En tout six médias audiovisuels réduits en silence. De mémoire de Guinéens, il s’agit d’une situation inédite. Jamais, les citoyens guinéens, qui ont pourtant déjà connu pire, n’ont assisté à une telle atteinte grave à la liberté de la presse. Surtout que pendant plus de dix longues années, ces mêmes médias qui font l’objet de suspension, ont vitupéré contre le régime du président Alpha Condé, ils l’ont vilipendé, calomnié, diffamé sans être inquiétés. À l’époque, ils s’étaient substitués à l’opposition et se comportaient comme de véritables adversaires du régime. Leur traitement de l’information n’était ni sincère, ni objectif.
Malgré ces outrances et les coups de canifs aux règles déontologiques du métier de journaliste, Alpha Condé, bon seigneur, avait laissé faire, persuadé que les joutes font partie du jeu démocratique, lequel ne saurait exister sans la liberté de la presse. Il considérait les excès des journalistes comme inhérents à l’apprentissage de la démocratie dont la fille ainée est la presse. Malheureusement, cet héritage est aujourd’hui dilapidé, liquidé par des usurpateurs ignorant tout du fonctionnement de l’État.
C’est la preuve, si besoin en était encore, que Mamadi Doumbouya et les siens ont perdu le sens des réalités à force de consommer la « poudre blanche » provenant des pays d’Amérique du Sud qu’ils sont devenus de grands trafiquants. En interdisant les médias qui l’empêchent de consommer tranquillement ses substances illicites, le président autoproclamé est désormais seul contre tous. D’ailleurs, il est permis de se demander si ce dernier est en possession de l’ensemble de ses facultés. Doit-on laisser à la tête de l’État un individu dont les actes défient le bon sens le plus élémentaire ?
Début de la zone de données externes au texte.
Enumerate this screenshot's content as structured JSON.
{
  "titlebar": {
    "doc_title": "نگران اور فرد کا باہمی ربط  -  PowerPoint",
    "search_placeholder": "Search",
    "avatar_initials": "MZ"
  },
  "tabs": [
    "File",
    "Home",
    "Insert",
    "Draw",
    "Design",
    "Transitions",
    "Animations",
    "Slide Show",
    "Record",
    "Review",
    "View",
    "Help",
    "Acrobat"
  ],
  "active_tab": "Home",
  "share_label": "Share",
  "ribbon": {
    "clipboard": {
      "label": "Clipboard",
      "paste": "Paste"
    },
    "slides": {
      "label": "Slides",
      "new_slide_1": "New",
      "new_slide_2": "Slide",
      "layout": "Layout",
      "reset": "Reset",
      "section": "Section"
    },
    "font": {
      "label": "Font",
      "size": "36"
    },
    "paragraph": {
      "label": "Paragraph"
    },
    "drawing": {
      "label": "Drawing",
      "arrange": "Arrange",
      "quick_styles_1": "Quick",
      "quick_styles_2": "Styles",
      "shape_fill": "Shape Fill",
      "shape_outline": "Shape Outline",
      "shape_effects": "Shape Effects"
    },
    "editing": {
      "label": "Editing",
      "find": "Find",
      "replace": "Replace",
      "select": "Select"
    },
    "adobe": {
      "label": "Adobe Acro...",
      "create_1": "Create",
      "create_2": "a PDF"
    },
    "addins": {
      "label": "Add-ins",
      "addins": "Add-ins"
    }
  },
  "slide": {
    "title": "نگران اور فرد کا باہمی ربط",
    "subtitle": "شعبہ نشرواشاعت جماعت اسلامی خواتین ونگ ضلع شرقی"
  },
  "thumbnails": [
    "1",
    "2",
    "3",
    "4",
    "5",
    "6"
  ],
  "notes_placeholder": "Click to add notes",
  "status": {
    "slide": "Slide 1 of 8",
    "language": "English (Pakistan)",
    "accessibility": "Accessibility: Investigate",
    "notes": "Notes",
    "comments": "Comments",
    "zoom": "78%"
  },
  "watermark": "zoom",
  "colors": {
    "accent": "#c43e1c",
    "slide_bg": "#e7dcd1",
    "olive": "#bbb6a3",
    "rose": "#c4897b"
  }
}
À l’évidence, il faut s’inquiéter de l’avenir de la Guinée, qui va inéluctablement connaître des lendemains incertains. Il ne fait l’ombre d’aucun doute que le pays va entrer dans une zone de forte turbulence aux conséquences imprévisibles, à cause notamment du refus des autres forces vives de la nation d’avaliser une telle décision inique. On est à peu près sûr que le peuple guinéen, connu pour être contestataire, ne se laissera pas faire.
C’est l’occasion de rappeler à Mamadi Doumbouya, qui ne cache pas son admiration pour le dictateur Sékou Touré, qu’on ne gouverne pas seul mais avec le peuple. L’époque où des régimes autoritaires et dictatoriaux soumettaient les peuples à leurs diktats est révolue. La prison, la répression, les mesures autoritaires comme la fermeture des médias et les liquidations physiques ne pourraient contraindre la volonté populaire. Rien ne peut se faire sans l’assentiment des citoyens. Or le peuple, qui est le partenaire des dirigeants qui se respectent, est attaché aux médias. Ce n’est qu’une illusion de vouloir faire du Sékou Touré sans Sékou Touré. Voilà pourquoi la quasi-totalité des citoyens guinéens réclament le retour au pouvoir du président Alpha Condé.